How about, "Call legal!"?
Meh. The New Yorker Cartoon contest almost never comes up with anything good. The backwards process of creating captions that explain the picture produces cartoons that have no reason to exist outside of the contest. The only good one I've seen was the dog talking to the shrink saying, "I can smell my own fear."
*University of Wisconsin
In the age of Bush Morality I see nothing wrong with this at all...not a thing wrong. And if you do then you are appeasing terrorists!!
Whoops -- thanks, Mark.
But what was the punch-line?
How can we shriek plagiarism! before we even read the punch-line?
I think the important question here is, "Does anyone really give a flying fuck?" That is what I wanna know...
It's an obvious homage, not a rip off. The cartoonist on the right was obviously looking right at the classic monster comic when he drew his New Yorker cartoon.
Jack Kirby's covers have been referenced or outright recreated ever since he revolutionized comic books starting in the 40s. Covers, poses, entire panels get regularly recreated as loving tributes.
In the world of comics, this is like drawing the Mona Lisa or David into your work. A total nonissue and I guess a slow news day.
On the bright side, there's an incredible new Jack Kirby coffee table art book out...
The guy who wrote that Kirby book, Mark Evanier, actually linked to this image a while ago and thought it was a hoot. With that in mind, it's pretty much a non-issue in my mind.
I doubt in this day and age that the New Yorker would publish a cartoon like this with the intent of ripping someone off, and think they could get away with it. Like the editors think they are the only ones who ever heard of Kirby.
It's a homage.
If you have a passing familiarity with comics from this era, the Kirby-style monster is immediately recognizable even if the specific cover isn't. This is clearly an homage; maybe the punchline could be the guy in the window phoning Larry Lessig.
Jack Kirby died back in 1994 at the age of 76?!?! Now I do feel old...
Thankfully at age 80 Steve Ditko is alive and kicking.
Stan Lee is 85. Stan Lee started as a teenager in 1939, became editor in 1941 and the rest is history...
If the character is immediately recognizable, or if the New Yorker mention's the source material, or the artist cites the source material: it is an homage.
If it is not immediately recognizable and they did not mention where they got it from- then it is plagiarism.
From what I can tell, Dan, this actually IS an homage. Not a single thing was changed except the man in the window, and since it has already been established that this marshmallow fiend is easily recognizable to comic-fans, I'm fairly certain the artist knew exactly what he was doing.
And this is coming from a professional illustrator who is extremely paranoid about plagiarism.
12 has it perfectly.
I'm just glad someone finally captured an image of the monster that's been living on the side of my building the last four nights.

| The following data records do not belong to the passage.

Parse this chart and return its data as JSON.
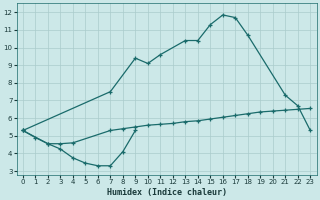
{
  "bg_color": "#cce8e8",
  "grid_color": "#aacccc",
  "line_color": "#1a6b6b",
  "xlabel": "Humidex (Indice chaleur)",
  "xlim": [
    -0.5,
    23.5
  ],
  "ylim": [
    2.8,
    12.5
  ],
  "yticks": [
    3,
    4,
    5,
    6,
    7,
    8,
    9,
    10,
    11,
    12
  ],
  "xticks": [
    0,
    1,
    2,
    3,
    4,
    5,
    6,
    7,
    8,
    9,
    10,
    11,
    12,
    13,
    14,
    15,
    16,
    17,
    18,
    19,
    20,
    21,
    22,
    23
  ],
  "upper_x": [
    0,
    7,
    9,
    10,
    11,
    13,
    14,
    15,
    16,
    17,
    18,
    21,
    22,
    23
  ],
  "upper_y": [
    5.3,
    7.5,
    9.4,
    9.1,
    9.6,
    10.4,
    10.4,
    11.3,
    11.85,
    11.7,
    10.7,
    7.3,
    6.7,
    5.3
  ],
  "lower_x": [
    0,
    1,
    2,
    3,
    4,
    5,
    6,
    7,
    8,
    9
  ],
  "lower_y": [
    5.3,
    4.9,
    4.55,
    4.25,
    3.75,
    3.45,
    3.3,
    3.3,
    4.1,
    5.3
  ],
  "diag_x": [
    0,
    2,
    3,
    4,
    7,
    8,
    9,
    10,
    11,
    12,
    13,
    14,
    15,
    16,
    17,
    18,
    19,
    20,
    21,
    22,
    23
  ],
  "diag_y": [
    5.3,
    4.55,
    4.55,
    4.6,
    5.3,
    5.4,
    5.5,
    5.6,
    5.65,
    5.7,
    5.8,
    5.85,
    5.95,
    6.05,
    6.15,
    6.25,
    6.35,
    6.4,
    6.45,
    6.5,
    6.55
  ],
  "line_width": 0.9,
  "marker_size": 3.5,
  "marker_ew": 0.9
}
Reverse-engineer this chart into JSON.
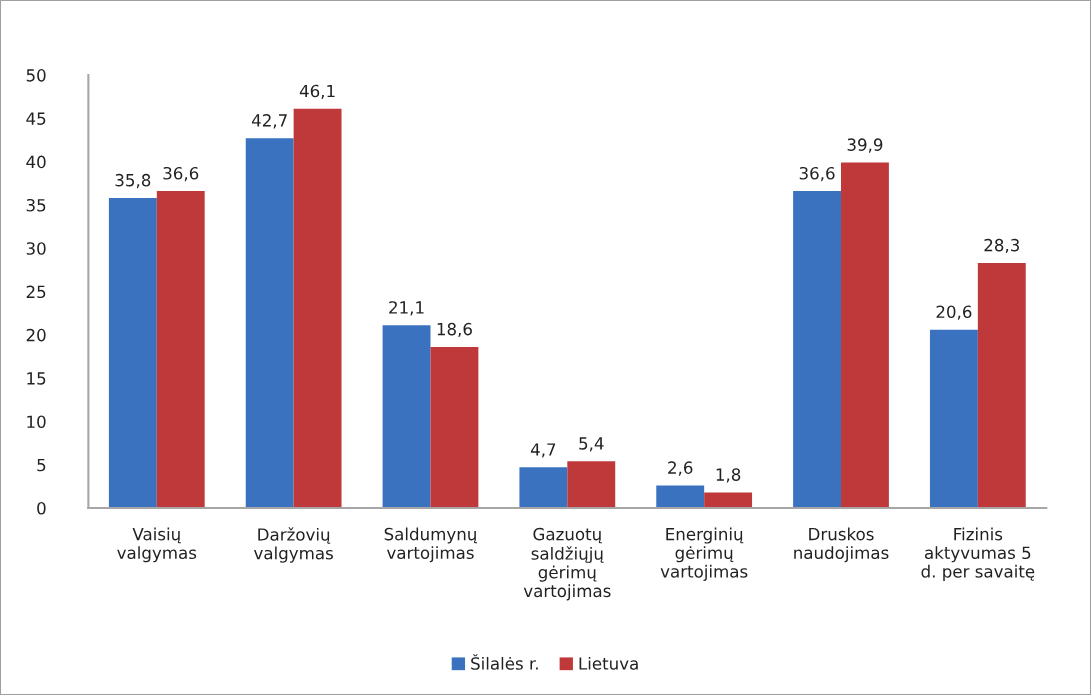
{
  "chart_data": {
    "type": "bar",
    "categories": [
      "Vaisių\nvalgymas",
      "Daržovių\nvalgymas",
      "Saldumynų\nvartojimas",
      "Gazuotų\nsaldžiųjų\ngėrimų\nvartojimas",
      "Energinių\ngėrimų\nvartojimas",
      "Druskos\nnaudojimas",
      "Fizinis\naktyvumas 5\nd. per savaitę"
    ],
    "series": [
      {
        "name": "Šilalės r.",
        "color": "#3a72c0",
        "values": [
          35.8,
          42.7,
          21.1,
          4.7,
          2.6,
          36.6,
          20.6
        ],
        "value_labels": [
          "35,8",
          "42,7",
          "21,1",
          "4,7",
          "2,6",
          "36,6",
          "20,6"
        ]
      },
      {
        "name": "Lietuva",
        "color": "#c0393a",
        "values": [
          36.6,
          46.1,
          18.6,
          5.4,
          1.8,
          39.9,
          28.3
        ],
        "value_labels": [
          "36,6",
          "46,1",
          "18,6",
          "5,4",
          "1,8",
          "39,9",
          "28,3"
        ]
      }
    ],
    "ylim": [
      0,
      50
    ],
    "yticks": [
      0,
      5,
      10,
      15,
      20,
      25,
      30,
      35,
      40,
      45,
      50
    ],
    "grid": false,
    "legend": "bottom"
  }
}
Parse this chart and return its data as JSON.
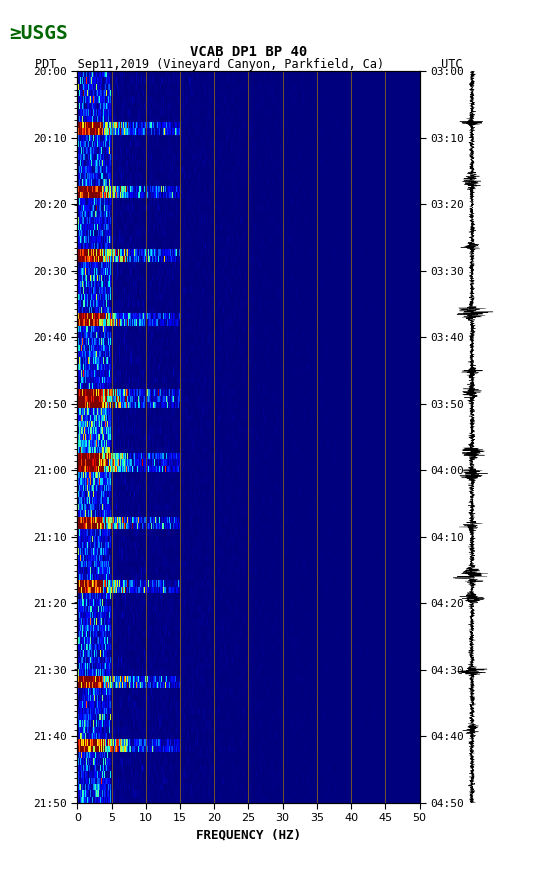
{
  "title_line1": "VCAB DP1 BP 40",
  "title_line2": "PDT   Sep11,2019 (Vineyard Canyon, Parkfield, Ca)        UTC",
  "xlabel": "FREQUENCY (HZ)",
  "freq_min": 0,
  "freq_max": 50,
  "freq_ticks": [
    0,
    5,
    10,
    15,
    20,
    25,
    30,
    35,
    40,
    45,
    50
  ],
  "left_yticks": [
    "20:00",
    "20:10",
    "20:20",
    "20:30",
    "20:40",
    "20:50",
    "21:00",
    "21:10",
    "21:20",
    "21:30",
    "21:40",
    "21:50"
  ],
  "right_yticks": [
    "03:00",
    "03:10",
    "03:20",
    "03:30",
    "03:40",
    "03:50",
    "04:00",
    "04:10",
    "04:20",
    "04:30",
    "04:40",
    "04:50"
  ],
  "n_time_bins": 115,
  "n_freq_bins": 400,
  "spectrogram_colormap": "jet",
  "vertical_line_color": "#8B6914",
  "vertical_line_freqs": [
    5,
    10,
    15,
    20,
    25,
    30,
    35,
    40,
    45
  ],
  "fig_width": 5.52,
  "fig_height": 8.92,
  "logo_color": "#006400"
}
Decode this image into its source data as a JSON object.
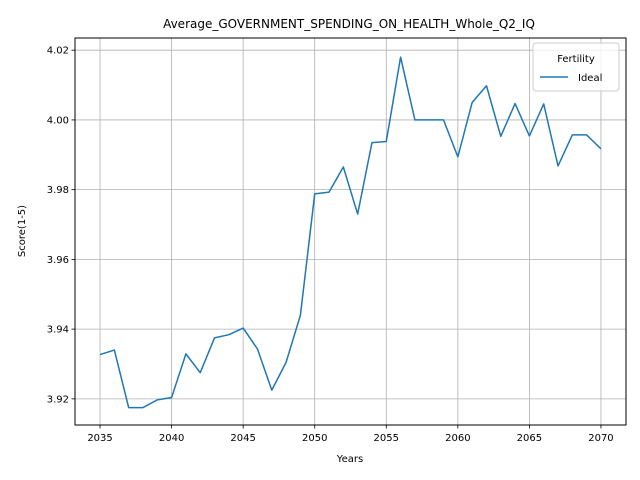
{
  "chart_data": {
    "type": "line",
    "title": "Average_GOVERNMENT_SPENDING_ON_HEALTH_Whole_Q2_IQ",
    "xlabel": "Years",
    "ylabel": "Score(1-5)",
    "xlim": [
      2033.25,
      2071.75
    ],
    "ylim": [
      3.9125,
      4.0235
    ],
    "xticks": [
      2035,
      2040,
      2045,
      2050,
      2055,
      2060,
      2065,
      2070
    ],
    "yticks": [
      3.92,
      3.94,
      3.96,
      3.98,
      4.0,
      4.02
    ],
    "ytick_labels": [
      "3.92",
      "3.94",
      "3.96",
      "3.98",
      "4.00",
      "4.02"
    ],
    "grid": true,
    "legend": {
      "title": "Fertility",
      "placement": "top-right"
    },
    "series": [
      {
        "name": "Ideal",
        "color": "#1f77b4",
        "x": [
          2035,
          2036,
          2037,
          2038,
          2039,
          2040,
          2041,
          2042,
          2043,
          2044,
          2045,
          2046,
          2047,
          2048,
          2049,
          2050,
          2051,
          2052,
          2053,
          2054,
          2055,
          2056,
          2057,
          2058,
          2059,
          2060,
          2061,
          2062,
          2063,
          2064,
          2065,
          2066,
          2067,
          2068,
          2069,
          2070
        ],
        "y": [
          3.9327,
          3.934,
          3.9175,
          3.9175,
          3.9197,
          3.9204,
          3.9329,
          3.9275,
          3.9375,
          3.9384,
          3.9403,
          3.9343,
          3.9225,
          3.9305,
          3.944,
          3.9788,
          3.9793,
          3.9865,
          3.973,
          3.9935,
          3.9938,
          4.018,
          4.0,
          4.0,
          4.0,
          3.9894,
          4.005,
          4.0098,
          3.9953,
          4.0047,
          3.9954,
          4.0046,
          3.9868,
          3.9957,
          3.9957,
          3.9917
        ]
      }
    ]
  }
}
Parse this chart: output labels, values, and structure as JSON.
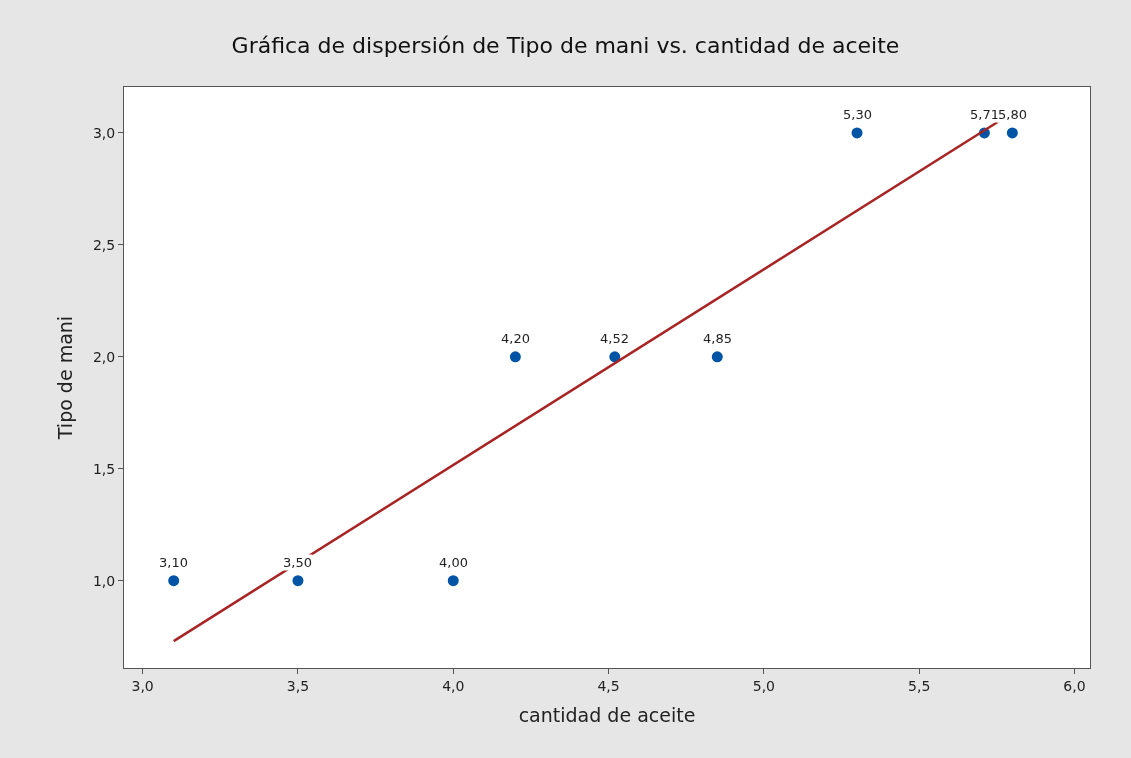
{
  "chart_data": {
    "type": "scatter",
    "title": "Gráfica de dispersión de Tipo de mani vs. cantidad de aceite",
    "xlabel": "cantidad de aceite",
    "ylabel": "Tipo de mani",
    "x": [
      3.1,
      3.5,
      4.0,
      4.2,
      4.52,
      4.85,
      5.3,
      5.71,
      5.8
    ],
    "series": [
      {
        "color": "#0054a6",
        "marker": "circle",
        "values": [
          1,
          1,
          1,
          2,
          2,
          2,
          3,
          3,
          3
        ]
      },
      {
        "type": "line",
        "color": "#a82424",
        "x": [
          3.1,
          5.8
        ],
        "values": [
          0.73,
          3.09
        ]
      }
    ],
    "xlim": [
      2.94,
      6.05
    ],
    "ylim": [
      0.61,
      3.205
    ],
    "xticks": [
      {
        "value": 3.0,
        "label": "3,0"
      },
      {
        "value": 3.5,
        "label": "3,5"
      },
      {
        "value": 4.0,
        "label": "4,0"
      },
      {
        "value": 4.5,
        "label": "4,5"
      },
      {
        "value": 5.0,
        "label": "5,0"
      },
      {
        "value": 5.5,
        "label": "5,5"
      },
      {
        "value": 6.0,
        "label": "6,0"
      }
    ],
    "yticks": [
      {
        "value": 1.0,
        "label": "1,0"
      },
      {
        "value": 1.5,
        "label": "1,5"
      },
      {
        "value": 2.0,
        "label": "2,0"
      },
      {
        "value": 2.5,
        "label": "2,5"
      },
      {
        "value": 3.0,
        "label": "3,0"
      }
    ],
    "annotations": [
      {
        "text": "3,10",
        "x": 3.1,
        "y": 1
      },
      {
        "text": "3,50",
        "x": 3.5,
        "y": 1
      },
      {
        "text": "4,00",
        "x": 4.0,
        "y": 1
      },
      {
        "text": "4,20",
        "x": 4.2,
        "y": 2
      },
      {
        "text": "4,52",
        "x": 4.52,
        "y": 2
      },
      {
        "text": "4,85",
        "x": 4.85,
        "y": 2
      },
      {
        "text": "5,30",
        "x": 5.3,
        "y": 3
      },
      {
        "text": "5,71",
        "x": 5.71,
        "y": 3
      },
      {
        "text": "5,80",
        "x": 5.8,
        "y": 3
      }
    ],
    "tick_labels": true
  }
}
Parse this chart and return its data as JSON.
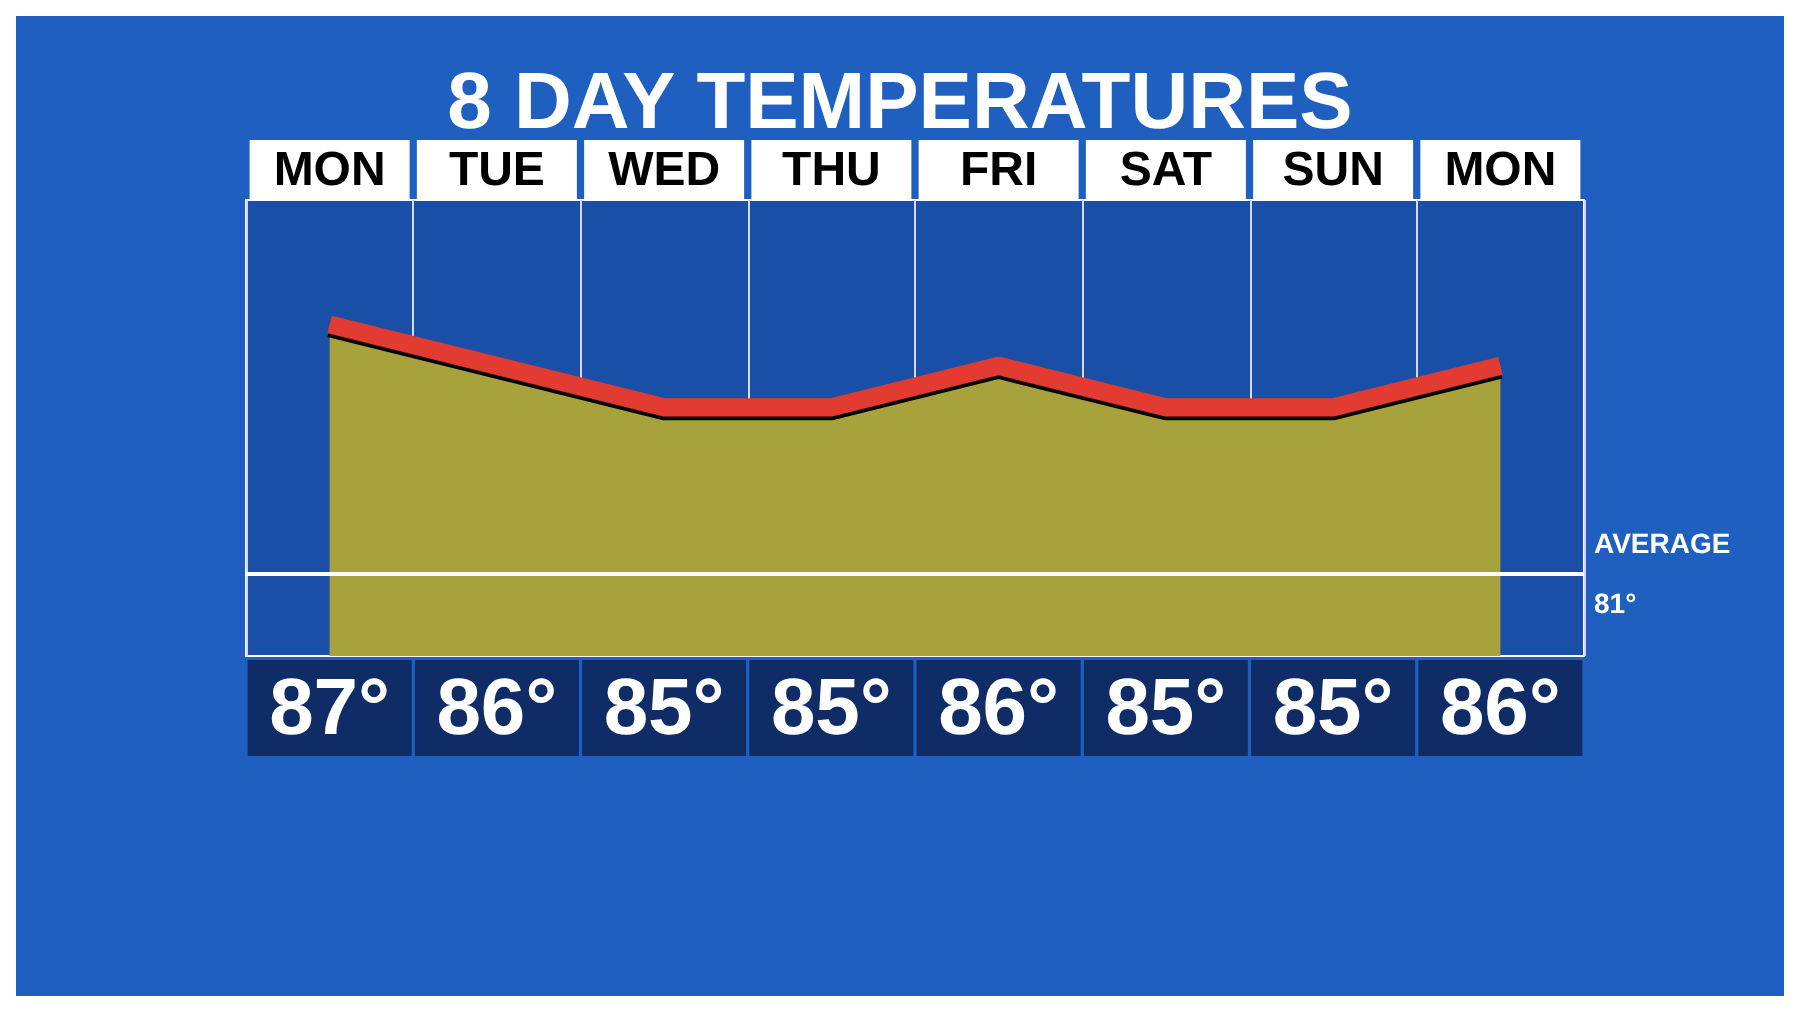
{
  "chart_data": {
    "type": "area",
    "title": "8 DAY TEMPERATURES",
    "categories": [
      "MON",
      "TUE",
      "WED",
      "THU",
      "FRI",
      "SAT",
      "SUN",
      "MON"
    ],
    "series": [
      {
        "color": "#e23a30",
        "values": [
          87,
          86,
          85,
          85,
          86,
          85,
          85,
          86
        ],
        "value_labels": [
          "87°",
          "86°",
          "85°",
          "85°",
          "86°",
          "85°",
          "85°",
          "86°"
        ]
      }
    ],
    "ylim": [
      79,
      90
    ],
    "ref_lines": [
      {
        "axis": "y",
        "value": 81,
        "label": "AVERAGE\n81°",
        "color": "#ffffff"
      }
    ],
    "grid": "x"
  }
}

Ooops -- gotta go -- time for another booty bump, and gotta find the teeth that fell out last night. And fold clothes...fold, fold, and fold.
Speaking of design plagiarism, here's a great blog on the subject:
Most art produced today, is one big hommage/rip-off. It's not reportage.
Besides which, that article is from the NY Post, which is barely more credible than the Enquirer.
it looks like a rip off to me.
oh and jack "captain america" kirby was the greatest american artist of all time.
Roy Lichtenstein never got busted for plagiarism:
Meh- that's homage. There's a more troubling story with David Mack:
, but that's probably of less general interest.
Not about this image, but if you haven't seen this:
Jack Kirby, bleh. Superheroes, bleh. The genius of comic art was Alex Kotzky's work on "Apartment 3-G" in the 1960s.